Présidentielle : Les patrons interpellent enfin les candidats

L’édito de Jean-Marc Sylvestre. Mardi, François Hollande, Nicolas Sarkozy et François Bayrou ont rencontré les représentants d’organisations patronales et des chefs d’entreprises à l’initiative de l’AFEP pour parler compétitivité.

Il y avait du beau monde au carrousel du Louvre mardi. Les trois principaux candidats à la présidentielle se sont succédés devant un parterre de représentants du monde économique : Des patrons français du CAC 40 ainsi que les organisations telle que la CGPME, Le MEDEF et l’AFEP. Le but ? Dire aussi aux responsables politiques, la réalité des affaires. Et cette réalité, tout le monde la partage : La machine France n’est plus compétitive, il n’y a pas d’exportation, pas d’innovation et des dettes partout.

Sur le sujet, François Hollande et Nicolas Sarkozy ont deux approches bien différentes : Hollande  plaide pour l’équilibre social, d’où l’augmentation des impôts et des charges. La fameuse taxe de 75% sur les hautes rémunérations ne passe pas auprès des chefs d’entreprise. Il fallait s’en douter. Pour Nicolas Sarkozy, la compétitivité  passe par la flexibilité de l’emploi, le transfert de charges sur la TVA, l’innovation par le crédit emploi recherche et par la maitrise des dépenses publiques.  Le tout pimenté de quelques menaces fiscales contre les hyper-riches exilés à l’étranger.  Les chefs d’entreprise n’ont pas été surpris. Ils savent le décalage entre la promesse électorale et l’action de terrain.

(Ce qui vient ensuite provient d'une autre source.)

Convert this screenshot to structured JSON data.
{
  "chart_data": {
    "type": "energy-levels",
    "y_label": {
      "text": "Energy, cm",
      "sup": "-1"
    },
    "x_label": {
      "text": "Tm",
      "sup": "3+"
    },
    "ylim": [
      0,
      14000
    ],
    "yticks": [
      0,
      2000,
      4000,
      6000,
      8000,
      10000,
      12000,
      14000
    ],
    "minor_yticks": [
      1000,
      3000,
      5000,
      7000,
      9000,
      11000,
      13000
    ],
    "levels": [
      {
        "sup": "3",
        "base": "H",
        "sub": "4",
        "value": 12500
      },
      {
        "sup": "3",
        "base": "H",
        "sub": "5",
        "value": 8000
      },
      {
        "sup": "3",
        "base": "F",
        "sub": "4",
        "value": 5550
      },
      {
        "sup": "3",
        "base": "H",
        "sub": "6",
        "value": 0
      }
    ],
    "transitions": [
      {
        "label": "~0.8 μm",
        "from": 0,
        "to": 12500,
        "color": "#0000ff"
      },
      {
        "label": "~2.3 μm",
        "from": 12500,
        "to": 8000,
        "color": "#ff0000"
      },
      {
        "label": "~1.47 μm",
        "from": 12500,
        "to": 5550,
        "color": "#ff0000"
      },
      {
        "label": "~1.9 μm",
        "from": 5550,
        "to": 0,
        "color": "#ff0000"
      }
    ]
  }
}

En revanche, il y a trois éléments qui inquiètent et qui provoquent la colère des patrons. Le premier réside dans le fait qu’aucun des candidats n’a un projet sérieux de réduction des dépenses publiques. Le second, c’est que les hommes politiques ne disent pas la gravité de la situation. Enfin, tous sont extrêmement prudents et timides quant au projet de société à long terme qu’il pourrait porter. On touche là, à la vraie différence entre un responsable politique et un responsable d’entreprise. Le premier travaille pour les cinq prochaines années, le second pour une génération.